Intervention de Simon Chignard

Office parlementaire d'évaluation des choix scientifiques et technologiques — Réunion du 16 novembre 2017 à 9h30
Audition ouverte à la presse sur « les algorithmes au service de l'action publique : le cas du portail admission post-bac apb »

Simon Chignard, conseiller en stratégie pour la mission Etalab, Direction interministérielle du numérique et du système d'information et de communication de l'État (DINSIC) :

De mémoire, ce nombre est de l'ordre de 3 000 à 6 000 personnes, sur 850 000 candidats.

Le code source d'APB pallie en outre l'absence de réglementation, et le manque d'évolution de la loi. C'est aussi un enjeu pour le futur, que de mieux faire converger la loi et les traitements informatiques.

Cet aspect me permet de souligner qu'il existe une différence fondamentale entre le fait d'écrire une loi et celui de créer un logiciel. Le législateur, le juriste, et l'administration, adorent et appellent cela l'interprétation. On apprécie que le texte ne soit pas très précis, puisque cela permet ainsi de traiter une multitude de cas concrets. Prenons un exemple simple dans APB, en l'occurrence la question du « domicile du candidat ». Comment interpréter cette expression ? Cela renvoie-t-il à son académie, à sa commune de résidence, à son département, à sa région, au nombre de kilomètres qui le séparent de l'université la plus proche, voire pourquoi pas au temps de transport, en mode individuel ou collectif ? Vous constatez, à partir de cet exemple a priori simple, le nombre de questions que cela soulevées.

À la différence du législateur ou du juriste, le codeur informatique n'apprécie pas l'interprétation. La machine n'aime pas le flou. Tout ceci est évidemment à relativiser dans le cadre de dispositifs apprenants, et d'intelligence artificielle, qui constituent un tout autre sujet.

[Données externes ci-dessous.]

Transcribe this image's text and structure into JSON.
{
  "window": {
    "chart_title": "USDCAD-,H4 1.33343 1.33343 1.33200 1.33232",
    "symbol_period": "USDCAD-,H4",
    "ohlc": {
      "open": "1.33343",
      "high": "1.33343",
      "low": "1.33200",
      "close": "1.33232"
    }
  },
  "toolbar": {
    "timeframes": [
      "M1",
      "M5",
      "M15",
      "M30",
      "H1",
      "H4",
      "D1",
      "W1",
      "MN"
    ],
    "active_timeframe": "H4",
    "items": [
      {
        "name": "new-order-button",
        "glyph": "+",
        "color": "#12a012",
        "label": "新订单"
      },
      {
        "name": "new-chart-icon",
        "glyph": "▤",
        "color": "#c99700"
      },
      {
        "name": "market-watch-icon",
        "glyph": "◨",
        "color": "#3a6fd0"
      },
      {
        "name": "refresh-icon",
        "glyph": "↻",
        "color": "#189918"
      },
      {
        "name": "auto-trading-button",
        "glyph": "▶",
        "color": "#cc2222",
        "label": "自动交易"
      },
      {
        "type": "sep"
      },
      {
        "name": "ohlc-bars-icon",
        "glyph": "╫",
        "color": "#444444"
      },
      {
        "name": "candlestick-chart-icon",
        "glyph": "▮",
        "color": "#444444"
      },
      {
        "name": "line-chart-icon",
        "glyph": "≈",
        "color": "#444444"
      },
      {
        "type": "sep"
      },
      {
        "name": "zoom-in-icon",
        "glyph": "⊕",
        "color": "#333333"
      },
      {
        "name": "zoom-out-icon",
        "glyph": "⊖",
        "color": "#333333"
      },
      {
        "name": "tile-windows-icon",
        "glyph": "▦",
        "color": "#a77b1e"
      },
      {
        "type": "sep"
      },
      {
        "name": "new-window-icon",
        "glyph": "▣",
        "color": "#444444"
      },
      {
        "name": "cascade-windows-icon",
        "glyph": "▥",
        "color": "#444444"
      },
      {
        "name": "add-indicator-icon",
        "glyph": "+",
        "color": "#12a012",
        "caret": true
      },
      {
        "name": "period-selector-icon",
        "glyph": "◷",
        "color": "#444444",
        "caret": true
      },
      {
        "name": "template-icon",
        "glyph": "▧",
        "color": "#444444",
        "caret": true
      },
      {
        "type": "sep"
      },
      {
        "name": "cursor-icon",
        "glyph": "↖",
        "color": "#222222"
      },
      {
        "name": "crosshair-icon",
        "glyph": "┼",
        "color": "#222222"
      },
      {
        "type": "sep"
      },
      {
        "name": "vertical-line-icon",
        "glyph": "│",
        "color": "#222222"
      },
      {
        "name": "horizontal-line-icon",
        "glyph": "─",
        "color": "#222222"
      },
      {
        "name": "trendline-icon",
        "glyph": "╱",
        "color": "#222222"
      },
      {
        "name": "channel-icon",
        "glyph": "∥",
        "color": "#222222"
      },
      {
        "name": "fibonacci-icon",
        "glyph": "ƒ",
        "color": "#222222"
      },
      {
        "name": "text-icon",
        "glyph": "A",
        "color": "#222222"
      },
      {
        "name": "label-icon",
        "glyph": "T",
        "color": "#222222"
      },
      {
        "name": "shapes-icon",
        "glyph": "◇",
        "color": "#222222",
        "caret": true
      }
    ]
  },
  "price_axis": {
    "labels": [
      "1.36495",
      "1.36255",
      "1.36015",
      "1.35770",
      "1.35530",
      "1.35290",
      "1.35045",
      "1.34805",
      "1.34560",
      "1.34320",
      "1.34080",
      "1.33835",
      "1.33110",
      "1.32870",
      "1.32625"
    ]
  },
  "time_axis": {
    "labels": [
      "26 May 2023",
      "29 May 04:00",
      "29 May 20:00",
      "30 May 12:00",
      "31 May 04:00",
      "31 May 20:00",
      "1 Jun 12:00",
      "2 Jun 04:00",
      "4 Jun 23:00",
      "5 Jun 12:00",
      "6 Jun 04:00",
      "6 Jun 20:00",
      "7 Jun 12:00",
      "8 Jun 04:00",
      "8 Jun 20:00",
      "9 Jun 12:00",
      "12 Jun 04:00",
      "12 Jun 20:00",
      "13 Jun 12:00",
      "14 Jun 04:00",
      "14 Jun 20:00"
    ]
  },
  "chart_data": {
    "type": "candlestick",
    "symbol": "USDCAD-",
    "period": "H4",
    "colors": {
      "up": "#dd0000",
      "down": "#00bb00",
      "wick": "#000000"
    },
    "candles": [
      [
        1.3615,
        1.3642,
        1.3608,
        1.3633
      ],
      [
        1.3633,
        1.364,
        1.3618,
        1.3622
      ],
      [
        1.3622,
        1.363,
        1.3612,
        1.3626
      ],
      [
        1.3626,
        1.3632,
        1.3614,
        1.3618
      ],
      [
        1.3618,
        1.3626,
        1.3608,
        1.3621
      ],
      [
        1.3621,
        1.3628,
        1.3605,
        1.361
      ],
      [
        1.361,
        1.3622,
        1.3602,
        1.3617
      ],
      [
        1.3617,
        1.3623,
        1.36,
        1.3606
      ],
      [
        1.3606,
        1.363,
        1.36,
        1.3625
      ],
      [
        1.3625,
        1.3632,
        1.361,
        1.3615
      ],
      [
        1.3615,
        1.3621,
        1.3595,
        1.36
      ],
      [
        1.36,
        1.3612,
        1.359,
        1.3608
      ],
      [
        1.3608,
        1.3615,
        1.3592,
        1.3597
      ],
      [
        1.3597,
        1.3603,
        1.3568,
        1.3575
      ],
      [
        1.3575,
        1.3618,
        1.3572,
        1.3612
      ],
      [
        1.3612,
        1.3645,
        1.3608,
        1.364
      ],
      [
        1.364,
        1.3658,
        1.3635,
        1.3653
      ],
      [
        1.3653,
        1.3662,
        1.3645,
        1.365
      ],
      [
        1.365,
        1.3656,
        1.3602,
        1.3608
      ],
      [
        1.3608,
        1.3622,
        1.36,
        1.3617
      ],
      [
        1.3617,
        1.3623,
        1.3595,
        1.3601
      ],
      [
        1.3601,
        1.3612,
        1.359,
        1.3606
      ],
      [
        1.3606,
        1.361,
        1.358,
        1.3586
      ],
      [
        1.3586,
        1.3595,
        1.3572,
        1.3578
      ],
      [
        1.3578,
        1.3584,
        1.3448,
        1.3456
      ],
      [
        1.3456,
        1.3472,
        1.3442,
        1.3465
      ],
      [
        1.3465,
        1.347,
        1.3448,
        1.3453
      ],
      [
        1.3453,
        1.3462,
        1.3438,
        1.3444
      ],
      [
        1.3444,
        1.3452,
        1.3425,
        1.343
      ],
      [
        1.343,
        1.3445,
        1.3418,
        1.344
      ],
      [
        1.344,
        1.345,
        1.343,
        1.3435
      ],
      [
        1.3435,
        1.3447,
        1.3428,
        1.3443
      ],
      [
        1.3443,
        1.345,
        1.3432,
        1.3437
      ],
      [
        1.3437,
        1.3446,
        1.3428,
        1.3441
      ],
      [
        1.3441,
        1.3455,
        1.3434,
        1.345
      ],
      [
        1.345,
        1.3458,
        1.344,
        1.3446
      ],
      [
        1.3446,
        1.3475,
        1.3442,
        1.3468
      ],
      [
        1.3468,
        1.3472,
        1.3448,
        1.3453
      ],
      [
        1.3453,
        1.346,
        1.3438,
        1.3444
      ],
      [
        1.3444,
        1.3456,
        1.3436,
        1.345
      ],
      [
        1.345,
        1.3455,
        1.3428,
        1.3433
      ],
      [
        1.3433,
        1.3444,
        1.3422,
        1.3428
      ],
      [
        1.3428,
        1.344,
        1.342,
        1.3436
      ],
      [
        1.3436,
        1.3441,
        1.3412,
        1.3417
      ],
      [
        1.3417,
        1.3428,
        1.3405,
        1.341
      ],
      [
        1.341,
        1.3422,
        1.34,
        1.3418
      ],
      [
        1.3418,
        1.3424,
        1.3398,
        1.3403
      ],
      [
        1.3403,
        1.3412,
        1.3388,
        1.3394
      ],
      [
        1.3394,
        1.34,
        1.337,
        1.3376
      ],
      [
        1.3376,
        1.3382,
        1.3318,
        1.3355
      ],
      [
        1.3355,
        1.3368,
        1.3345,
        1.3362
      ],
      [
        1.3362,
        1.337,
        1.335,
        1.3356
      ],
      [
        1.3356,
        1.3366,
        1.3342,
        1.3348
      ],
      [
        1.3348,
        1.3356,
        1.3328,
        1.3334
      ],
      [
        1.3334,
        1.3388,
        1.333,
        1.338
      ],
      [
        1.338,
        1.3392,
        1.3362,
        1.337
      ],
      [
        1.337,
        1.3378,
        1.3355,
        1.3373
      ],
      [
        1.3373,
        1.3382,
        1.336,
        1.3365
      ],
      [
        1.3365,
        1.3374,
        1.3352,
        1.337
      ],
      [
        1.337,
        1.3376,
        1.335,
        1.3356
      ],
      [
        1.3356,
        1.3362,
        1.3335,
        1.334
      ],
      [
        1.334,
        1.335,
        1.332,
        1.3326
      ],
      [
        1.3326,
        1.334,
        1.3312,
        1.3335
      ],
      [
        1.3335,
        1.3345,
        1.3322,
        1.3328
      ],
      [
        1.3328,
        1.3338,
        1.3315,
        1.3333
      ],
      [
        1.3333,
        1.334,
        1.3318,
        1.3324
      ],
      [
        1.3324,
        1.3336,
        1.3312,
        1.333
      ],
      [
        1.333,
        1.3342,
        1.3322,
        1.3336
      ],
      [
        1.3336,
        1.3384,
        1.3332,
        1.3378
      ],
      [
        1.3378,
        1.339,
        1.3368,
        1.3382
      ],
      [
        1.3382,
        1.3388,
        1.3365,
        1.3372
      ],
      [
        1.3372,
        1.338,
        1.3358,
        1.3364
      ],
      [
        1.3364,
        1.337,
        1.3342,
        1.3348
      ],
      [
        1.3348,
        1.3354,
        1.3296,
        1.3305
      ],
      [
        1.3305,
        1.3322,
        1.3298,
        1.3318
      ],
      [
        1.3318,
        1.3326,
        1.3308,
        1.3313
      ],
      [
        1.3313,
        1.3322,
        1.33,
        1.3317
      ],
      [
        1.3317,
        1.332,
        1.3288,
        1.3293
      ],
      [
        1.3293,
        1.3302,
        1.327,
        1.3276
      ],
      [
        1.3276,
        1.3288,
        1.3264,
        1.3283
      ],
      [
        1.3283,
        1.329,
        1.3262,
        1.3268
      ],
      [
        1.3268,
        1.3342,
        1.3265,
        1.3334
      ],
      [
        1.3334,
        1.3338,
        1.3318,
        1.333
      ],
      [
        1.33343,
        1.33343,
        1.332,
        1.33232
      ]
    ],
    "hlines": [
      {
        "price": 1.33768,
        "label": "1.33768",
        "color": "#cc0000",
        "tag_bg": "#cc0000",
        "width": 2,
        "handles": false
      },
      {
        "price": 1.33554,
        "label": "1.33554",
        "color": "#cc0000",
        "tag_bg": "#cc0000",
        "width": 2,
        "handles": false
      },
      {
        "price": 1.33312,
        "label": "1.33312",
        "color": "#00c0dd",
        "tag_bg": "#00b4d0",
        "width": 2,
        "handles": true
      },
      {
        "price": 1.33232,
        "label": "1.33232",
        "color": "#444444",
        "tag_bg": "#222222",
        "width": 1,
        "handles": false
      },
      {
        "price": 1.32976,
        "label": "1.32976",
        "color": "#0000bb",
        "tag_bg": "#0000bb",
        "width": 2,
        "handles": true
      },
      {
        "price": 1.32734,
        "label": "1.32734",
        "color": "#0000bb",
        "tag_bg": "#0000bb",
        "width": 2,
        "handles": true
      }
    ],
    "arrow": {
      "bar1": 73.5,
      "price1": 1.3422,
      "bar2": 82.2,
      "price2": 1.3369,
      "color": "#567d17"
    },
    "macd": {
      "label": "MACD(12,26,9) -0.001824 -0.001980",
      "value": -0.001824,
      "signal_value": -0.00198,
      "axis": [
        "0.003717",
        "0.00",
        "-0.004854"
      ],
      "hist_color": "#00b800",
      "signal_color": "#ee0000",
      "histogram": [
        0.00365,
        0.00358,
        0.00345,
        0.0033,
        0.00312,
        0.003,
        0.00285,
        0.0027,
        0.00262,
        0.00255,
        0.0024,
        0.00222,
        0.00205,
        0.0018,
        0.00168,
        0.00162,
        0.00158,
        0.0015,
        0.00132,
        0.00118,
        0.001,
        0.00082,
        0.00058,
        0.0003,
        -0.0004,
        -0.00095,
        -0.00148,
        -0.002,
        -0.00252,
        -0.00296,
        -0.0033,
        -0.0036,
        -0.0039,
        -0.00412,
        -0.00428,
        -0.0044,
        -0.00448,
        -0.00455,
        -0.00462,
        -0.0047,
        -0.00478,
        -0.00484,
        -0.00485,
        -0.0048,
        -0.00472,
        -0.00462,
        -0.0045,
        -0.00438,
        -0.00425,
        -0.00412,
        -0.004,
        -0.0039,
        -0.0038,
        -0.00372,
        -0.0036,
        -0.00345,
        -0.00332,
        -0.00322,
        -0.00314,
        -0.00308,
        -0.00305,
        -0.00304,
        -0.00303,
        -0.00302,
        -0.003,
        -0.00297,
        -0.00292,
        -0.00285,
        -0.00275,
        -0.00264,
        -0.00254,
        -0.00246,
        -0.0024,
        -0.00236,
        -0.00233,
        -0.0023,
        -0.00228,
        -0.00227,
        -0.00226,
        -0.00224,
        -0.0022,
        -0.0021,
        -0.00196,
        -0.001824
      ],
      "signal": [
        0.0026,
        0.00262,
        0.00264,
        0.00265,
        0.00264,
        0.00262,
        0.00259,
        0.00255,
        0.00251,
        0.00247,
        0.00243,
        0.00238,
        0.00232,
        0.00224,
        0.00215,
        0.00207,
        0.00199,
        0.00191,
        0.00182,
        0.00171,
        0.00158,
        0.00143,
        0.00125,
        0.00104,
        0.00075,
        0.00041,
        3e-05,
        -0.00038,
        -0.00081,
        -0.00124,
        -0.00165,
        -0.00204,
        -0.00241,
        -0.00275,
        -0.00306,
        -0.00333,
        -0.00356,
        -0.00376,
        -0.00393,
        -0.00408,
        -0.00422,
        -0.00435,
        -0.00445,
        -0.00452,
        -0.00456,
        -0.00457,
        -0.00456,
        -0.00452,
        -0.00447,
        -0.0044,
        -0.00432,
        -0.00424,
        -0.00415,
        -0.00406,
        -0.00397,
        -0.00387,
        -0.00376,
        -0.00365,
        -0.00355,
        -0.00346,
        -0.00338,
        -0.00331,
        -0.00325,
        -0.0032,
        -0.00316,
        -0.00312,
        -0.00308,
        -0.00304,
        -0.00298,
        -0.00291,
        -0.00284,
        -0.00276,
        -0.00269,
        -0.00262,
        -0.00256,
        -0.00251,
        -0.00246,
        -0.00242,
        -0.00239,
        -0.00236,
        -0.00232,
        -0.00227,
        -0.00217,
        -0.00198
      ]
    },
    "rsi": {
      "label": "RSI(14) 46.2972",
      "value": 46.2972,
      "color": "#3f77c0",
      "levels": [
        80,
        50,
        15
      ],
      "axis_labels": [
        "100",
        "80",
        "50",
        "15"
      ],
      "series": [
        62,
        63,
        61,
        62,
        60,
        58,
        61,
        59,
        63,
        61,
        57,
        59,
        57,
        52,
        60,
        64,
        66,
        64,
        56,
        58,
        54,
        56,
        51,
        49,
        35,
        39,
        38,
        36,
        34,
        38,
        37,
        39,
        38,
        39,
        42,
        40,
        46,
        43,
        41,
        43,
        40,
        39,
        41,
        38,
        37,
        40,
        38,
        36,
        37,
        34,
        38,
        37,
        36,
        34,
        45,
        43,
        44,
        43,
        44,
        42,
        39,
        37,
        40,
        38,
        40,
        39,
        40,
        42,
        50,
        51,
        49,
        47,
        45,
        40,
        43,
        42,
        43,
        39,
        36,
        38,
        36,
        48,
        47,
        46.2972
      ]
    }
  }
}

Très clairement, ceci pose une difficulté fondamentale : on n'écrit pas un code source comme on écrit le code dans la loi. Si le code fait loi - je fais ici allusion à la déclaration, voici dix-sept ans, de Lawrence Lessig, professeur de droit à Harvard : « code is law » -, alors il faut qu'il soit rendu public. Ceci semble évident. Personne n'imagine, dans un pays jouissant d'une tradition démocratique comme la France, que l'on puisse vous arrêter dans la rue en vous accusant d'avoir enfreint la loi, sans vous indiquer à quelle loi il est fait référence. De la même manière, on ne peut concevoir qu'un système algorithmique prenne une décision sans qu'il soit possible d'en connaître les modalités d'élaboration.

Il n'existe pas de bonne solution dans ce domaine. En revanche, il y aura un équilibre à trouver et un choix à faire entre, d'une part, disposer d'un système efficace et explicable, et, d'autre part, le degré de convergence souhaité entre droit écrit, droit public, et code informatique. Je laisserai la direction générale des finances publiques nous parler d'un autre retour d'expérience, dans un contexte très différent, qui montre qu'il est tout à fait possible de faire converger droit et informatique, notamment via l'usage de la doctrine. Mais il s'agit d'un autre sujet.